THIRD DEFINITIVE ARTICLE OF PERPETUAL PEACE

III.---"The rights of men, as citizens of the world, shall be limited to the conditions of universal hospitality."

We are speaking here, as in the previous articles, not of philanthropy, but of right; and in this sphere hospitality signifies the claim of a stranger entering foreign territory to be treated by its owner without hostility. The latter may send him away again, if this can be done without causing his death; but, so long as he conducts himself peaceably, he must not be treated as an enemy. It is not a right to be treated as a guest to which the stranger can lay[p. 138] claim---a special friendly compact on his behalf would be required to make him for a given time an actual inmate---but he has a right of visitation.
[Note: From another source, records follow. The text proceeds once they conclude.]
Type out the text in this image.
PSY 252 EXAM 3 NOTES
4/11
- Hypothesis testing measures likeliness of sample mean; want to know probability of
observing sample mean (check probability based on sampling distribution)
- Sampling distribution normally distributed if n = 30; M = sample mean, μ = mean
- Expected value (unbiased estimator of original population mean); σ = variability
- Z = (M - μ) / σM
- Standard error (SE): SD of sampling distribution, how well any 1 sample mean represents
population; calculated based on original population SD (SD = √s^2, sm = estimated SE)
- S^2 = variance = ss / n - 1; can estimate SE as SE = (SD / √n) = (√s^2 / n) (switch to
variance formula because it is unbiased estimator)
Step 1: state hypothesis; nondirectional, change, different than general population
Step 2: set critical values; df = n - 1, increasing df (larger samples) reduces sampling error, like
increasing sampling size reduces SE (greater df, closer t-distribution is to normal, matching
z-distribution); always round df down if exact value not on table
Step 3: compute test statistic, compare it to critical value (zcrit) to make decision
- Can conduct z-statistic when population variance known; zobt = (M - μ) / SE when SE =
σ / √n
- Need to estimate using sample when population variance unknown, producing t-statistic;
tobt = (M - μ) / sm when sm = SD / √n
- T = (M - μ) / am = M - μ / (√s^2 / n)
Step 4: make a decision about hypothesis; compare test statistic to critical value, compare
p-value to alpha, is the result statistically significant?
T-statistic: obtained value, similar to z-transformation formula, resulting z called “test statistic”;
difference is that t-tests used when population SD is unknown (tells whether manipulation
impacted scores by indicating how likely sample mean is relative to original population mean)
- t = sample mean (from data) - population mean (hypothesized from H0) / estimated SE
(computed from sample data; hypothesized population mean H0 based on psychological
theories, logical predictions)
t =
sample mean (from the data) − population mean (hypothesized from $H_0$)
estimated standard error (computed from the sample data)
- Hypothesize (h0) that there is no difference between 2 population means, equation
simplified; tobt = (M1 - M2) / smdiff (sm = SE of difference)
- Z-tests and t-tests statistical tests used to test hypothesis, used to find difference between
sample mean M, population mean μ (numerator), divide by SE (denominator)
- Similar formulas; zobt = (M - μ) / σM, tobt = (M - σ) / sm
This right[133] to present themselves to society belongs to all mankind in virtue of our common right of possession on the surface of the earth on which, as it is a globe, we cannot be infinitely scattered, and must in the end reconcile ourselves to existence side by side: at the same time, originally no one individual had more right than another to live in any one particular spot. Uninhabitable portions of the surface, ocean and desert, split up the human community, but in such a way that ships and camels---"the ship of the desert"---make it possible for men to come into touch with one another across these unappropriated regions and to take advantage of our common claim to the face of the earth with a view to a possible intercommunication. The inhospitality of the inhabitants of certain sea coasts---as, for example, the coast of Barbary---in plundering ships in neighbouring seas or making slaves of shipwrecked mariners; or the behaviour of the Arab Bedouins in the deserts, who think that[p. 139] proximity to nomadic tribes constitutes a right to rob, is thus contrary to the law of nature. This right to hospitality, however---that is to say, the privilege of strangers arriving on foreign soil---does not amount to more than what is implied in a permission to make an attempt at intercourse with the original inhabitants. In this way far distant territories may enter into peaceful relations with one another. These relations may at last come under the public control of law, and thus the human race may be brought nearer the realisation of a cosmopolitan constitution.